Les autres mesures mises en œuvre d’emblée par tous sont : l’échange automatique entre Etats des rulings, ces accords fiscaux consentis par des Etats, dont le Luxembourg, aux multinationales étrangères ; la localisation des « boîtes à brevets » (régimes fiscaux privilégiés offerts aux sociétés exploitant des brevets) là où se trouvent leurs chercheurs ; l’obligation pour les entreprises de déclarer leurs activités pays par pays ; et l’encadrement du chalandage fiscal, tactique de l’investisseur s’implantant dans un pays pour profiter de traités fiscaux avantageux avec d’autres pays…

Du côté des dispositions optionnelles figurent le renforcement des règles CFC (Controlled foreign companies) permettant aux Etats de taxer les profits transférés par leurs entreprises résidentes dans des paradis fiscaux et l’obligation pour les entreprises de déclarer leurs montages fiscaux. De telles obligations existent aux Etats-Unis et au Royaume-Uni.

En marge de ces mesures, les Etats s’engagent aussi à converger sur la neutralisation des montages hybrides – schémas artificiels visant à obtenir déductions et crédits d’impôts – et le plafonnement de la déduction des intérêts, selon le modèle allemand.

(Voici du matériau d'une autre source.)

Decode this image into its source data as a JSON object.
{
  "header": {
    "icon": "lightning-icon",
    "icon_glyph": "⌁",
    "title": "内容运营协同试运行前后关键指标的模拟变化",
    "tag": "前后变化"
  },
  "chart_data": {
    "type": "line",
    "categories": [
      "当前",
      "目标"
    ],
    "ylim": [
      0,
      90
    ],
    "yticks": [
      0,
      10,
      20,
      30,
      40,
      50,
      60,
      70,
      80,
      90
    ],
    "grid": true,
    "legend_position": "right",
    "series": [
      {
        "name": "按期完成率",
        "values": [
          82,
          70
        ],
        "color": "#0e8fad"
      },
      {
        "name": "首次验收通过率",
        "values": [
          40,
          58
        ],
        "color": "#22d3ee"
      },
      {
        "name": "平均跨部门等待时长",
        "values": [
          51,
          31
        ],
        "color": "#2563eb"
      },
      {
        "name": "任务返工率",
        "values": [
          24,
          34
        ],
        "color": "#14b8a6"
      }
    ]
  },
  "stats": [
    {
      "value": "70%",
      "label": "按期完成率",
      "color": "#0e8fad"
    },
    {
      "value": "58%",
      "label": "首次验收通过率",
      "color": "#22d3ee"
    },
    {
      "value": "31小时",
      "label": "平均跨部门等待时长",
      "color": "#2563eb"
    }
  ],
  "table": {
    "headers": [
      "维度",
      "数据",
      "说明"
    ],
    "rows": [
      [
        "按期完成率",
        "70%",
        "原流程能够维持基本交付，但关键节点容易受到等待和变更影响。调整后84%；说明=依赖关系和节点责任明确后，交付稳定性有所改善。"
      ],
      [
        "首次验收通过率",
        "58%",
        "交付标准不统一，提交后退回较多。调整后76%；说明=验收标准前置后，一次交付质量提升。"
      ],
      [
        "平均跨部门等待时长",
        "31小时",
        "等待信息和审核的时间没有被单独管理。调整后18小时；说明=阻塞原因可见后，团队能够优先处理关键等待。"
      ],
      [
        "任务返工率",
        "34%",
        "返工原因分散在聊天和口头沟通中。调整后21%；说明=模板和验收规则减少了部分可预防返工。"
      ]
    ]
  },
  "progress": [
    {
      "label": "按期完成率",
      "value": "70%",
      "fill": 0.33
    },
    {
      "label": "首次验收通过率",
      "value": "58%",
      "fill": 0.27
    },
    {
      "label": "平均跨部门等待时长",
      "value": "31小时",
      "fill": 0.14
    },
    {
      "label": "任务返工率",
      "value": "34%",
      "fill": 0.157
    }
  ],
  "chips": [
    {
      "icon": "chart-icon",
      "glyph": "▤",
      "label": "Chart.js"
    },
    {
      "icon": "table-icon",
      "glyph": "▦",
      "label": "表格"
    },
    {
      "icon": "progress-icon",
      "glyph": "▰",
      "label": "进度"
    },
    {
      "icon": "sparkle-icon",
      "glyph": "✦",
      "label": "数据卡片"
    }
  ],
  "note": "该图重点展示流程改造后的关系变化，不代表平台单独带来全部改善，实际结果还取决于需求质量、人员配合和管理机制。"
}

Enfin, le plan de l’OCDE s’achève sur l’engagement de traiter les problèmes posés par la numérisation de l’économie, au-delà des seules entreprises technologiques. Les règles de TVA seront clarifiées, la définition de « l’établissement stable » (permettant d’identifier les revenus imposables) modifiée, afin de régler le cas d’Amazon.

Un « forum mondial » sera créé pour suivre la mise en place de BEPS et vérifier que l’accord politique est bel et bien mis en œuvre et ces réformes fiscales bel et bien faites.